Débute alors une soirée que l’auteur a choisi de découper en six parties : l’apéritif, l’entrée, le plat, le dessert, le digestif et enfin le pourboire.

Le repas avançant – entrecoupé sans cesse par le gérant remplissant les verres de vin et énumérant les ingrédients qui composent ses plats aux appellations à rallonge – on ressent de plus en plus le malaise présent, et force est de constater que cette famille d’apparence parfaite à quelque chose à cacher.

« Je trouve que c’est un signe de faiblesse quand la conversation porte trop vite sur les films. Au fond, les films sont plutôt un sujet pour la fin de soirée, quand on n’a vraiment plus rien à dire. »

Paul, tout en racontant le dîner, est régulièrement sujet à des flashbacks et confie des épisodes d’un passé commun aux quatre protagonistes.

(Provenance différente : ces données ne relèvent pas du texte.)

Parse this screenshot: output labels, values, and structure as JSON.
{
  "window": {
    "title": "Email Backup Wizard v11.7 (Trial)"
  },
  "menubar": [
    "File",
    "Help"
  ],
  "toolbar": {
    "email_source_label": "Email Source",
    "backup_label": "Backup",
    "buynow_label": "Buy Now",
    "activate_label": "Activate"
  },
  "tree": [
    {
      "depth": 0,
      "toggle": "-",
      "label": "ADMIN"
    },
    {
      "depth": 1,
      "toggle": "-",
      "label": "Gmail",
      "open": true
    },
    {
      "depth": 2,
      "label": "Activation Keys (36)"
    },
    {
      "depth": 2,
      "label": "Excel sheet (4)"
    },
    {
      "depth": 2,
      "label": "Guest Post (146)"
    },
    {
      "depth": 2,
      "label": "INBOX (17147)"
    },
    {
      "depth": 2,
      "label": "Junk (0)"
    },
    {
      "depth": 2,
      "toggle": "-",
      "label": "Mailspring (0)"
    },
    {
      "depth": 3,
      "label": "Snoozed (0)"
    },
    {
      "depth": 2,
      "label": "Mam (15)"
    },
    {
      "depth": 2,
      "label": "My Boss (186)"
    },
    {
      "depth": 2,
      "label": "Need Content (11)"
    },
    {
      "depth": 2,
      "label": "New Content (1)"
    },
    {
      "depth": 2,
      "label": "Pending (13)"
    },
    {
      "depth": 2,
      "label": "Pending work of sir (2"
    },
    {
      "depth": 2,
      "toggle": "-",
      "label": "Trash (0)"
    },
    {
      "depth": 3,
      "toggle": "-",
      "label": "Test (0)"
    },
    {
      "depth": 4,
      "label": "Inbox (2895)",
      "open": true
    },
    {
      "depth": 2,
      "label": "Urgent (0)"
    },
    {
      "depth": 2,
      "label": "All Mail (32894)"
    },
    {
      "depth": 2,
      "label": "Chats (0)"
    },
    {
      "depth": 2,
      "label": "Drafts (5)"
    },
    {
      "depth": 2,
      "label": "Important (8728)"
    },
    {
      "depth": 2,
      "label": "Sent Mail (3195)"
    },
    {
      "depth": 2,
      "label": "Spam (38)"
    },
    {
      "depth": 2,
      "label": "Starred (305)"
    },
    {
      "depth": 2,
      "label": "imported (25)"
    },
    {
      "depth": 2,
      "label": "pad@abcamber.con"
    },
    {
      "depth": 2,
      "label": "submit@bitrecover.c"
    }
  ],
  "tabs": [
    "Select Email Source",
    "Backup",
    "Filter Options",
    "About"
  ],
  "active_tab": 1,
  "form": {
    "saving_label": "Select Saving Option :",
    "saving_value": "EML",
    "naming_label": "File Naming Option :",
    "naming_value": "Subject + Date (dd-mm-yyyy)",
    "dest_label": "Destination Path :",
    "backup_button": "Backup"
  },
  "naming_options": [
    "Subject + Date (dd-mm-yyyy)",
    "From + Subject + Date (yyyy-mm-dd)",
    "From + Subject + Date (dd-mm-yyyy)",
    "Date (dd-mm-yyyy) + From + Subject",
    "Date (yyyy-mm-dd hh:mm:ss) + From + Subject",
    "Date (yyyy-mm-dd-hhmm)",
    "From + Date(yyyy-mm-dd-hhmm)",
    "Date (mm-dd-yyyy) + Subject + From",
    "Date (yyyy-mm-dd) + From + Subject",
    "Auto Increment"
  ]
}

Pour finalement en arriver à révéler le vrai enjeu du roman : les fils respectifs des deux couples, qui sont donc cousins et se fréquentent beaucoup, ont commis un acte horrible, criminel.

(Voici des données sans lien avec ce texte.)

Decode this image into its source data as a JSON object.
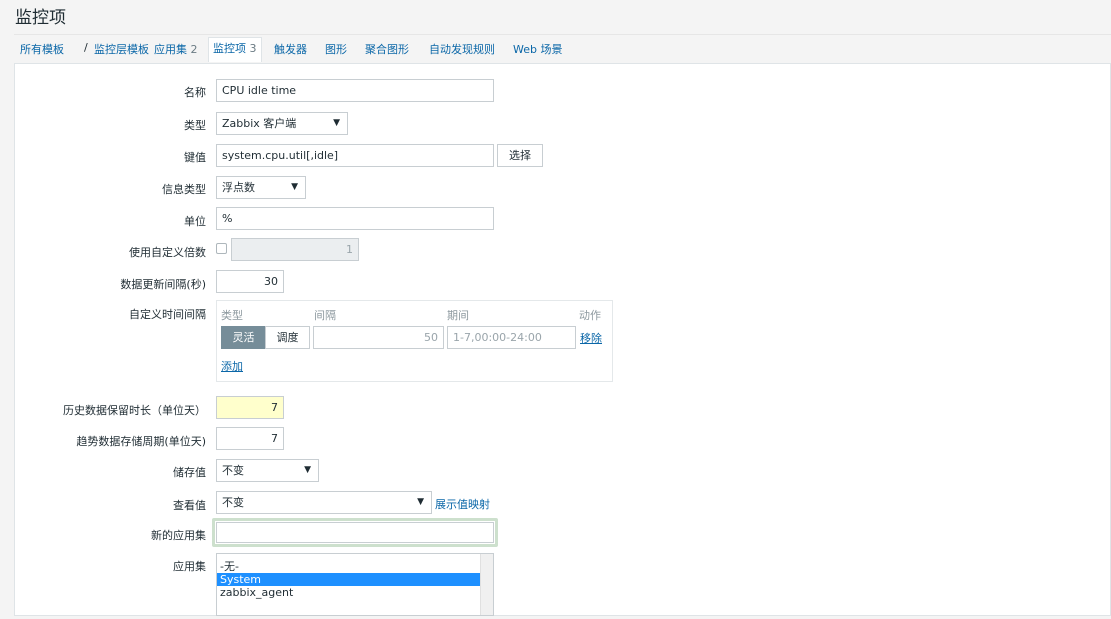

J’ai fait la connaissance de l’écriture d’Herman Koch grâce à ce livre ; c’est sa couverture d’un bleu éclatant qui m’a attirée vers lui quand je trainais entre les rayonnages d’une librairie. Le bref résumé m’a confortée dans mon idée, et surtout – je le fais toujours – lorsque j’ai feuilleté les premières pages, j’ai été surprise de voir que la première citation, celle qui nous plonge dans l’ambiance, était tirée d’un film de Quentin Tarantino. C’était sûr, je devais le lire.
C’est chose faite depuis plusieurs années maintenant, mais Le dîner reste l’un de mes romans préférés. Après tout ce temps, on peut oublier des histoires mais j’ai gardé en mémoire les personnages aux caractères bien dessinés, je me souviens de cette ambiance dérangeante qui règne tout du long, et il me revient encore la surprise de m’être trouvée devant une telle satire de la société. Je peux même vous confier qu’un jour, je n’hésiterai pas à replonger dedans pour me trouver à nouveau au contact de cette plumé acérée et tranchante, qui déploie un humour noir et parfois malaisant.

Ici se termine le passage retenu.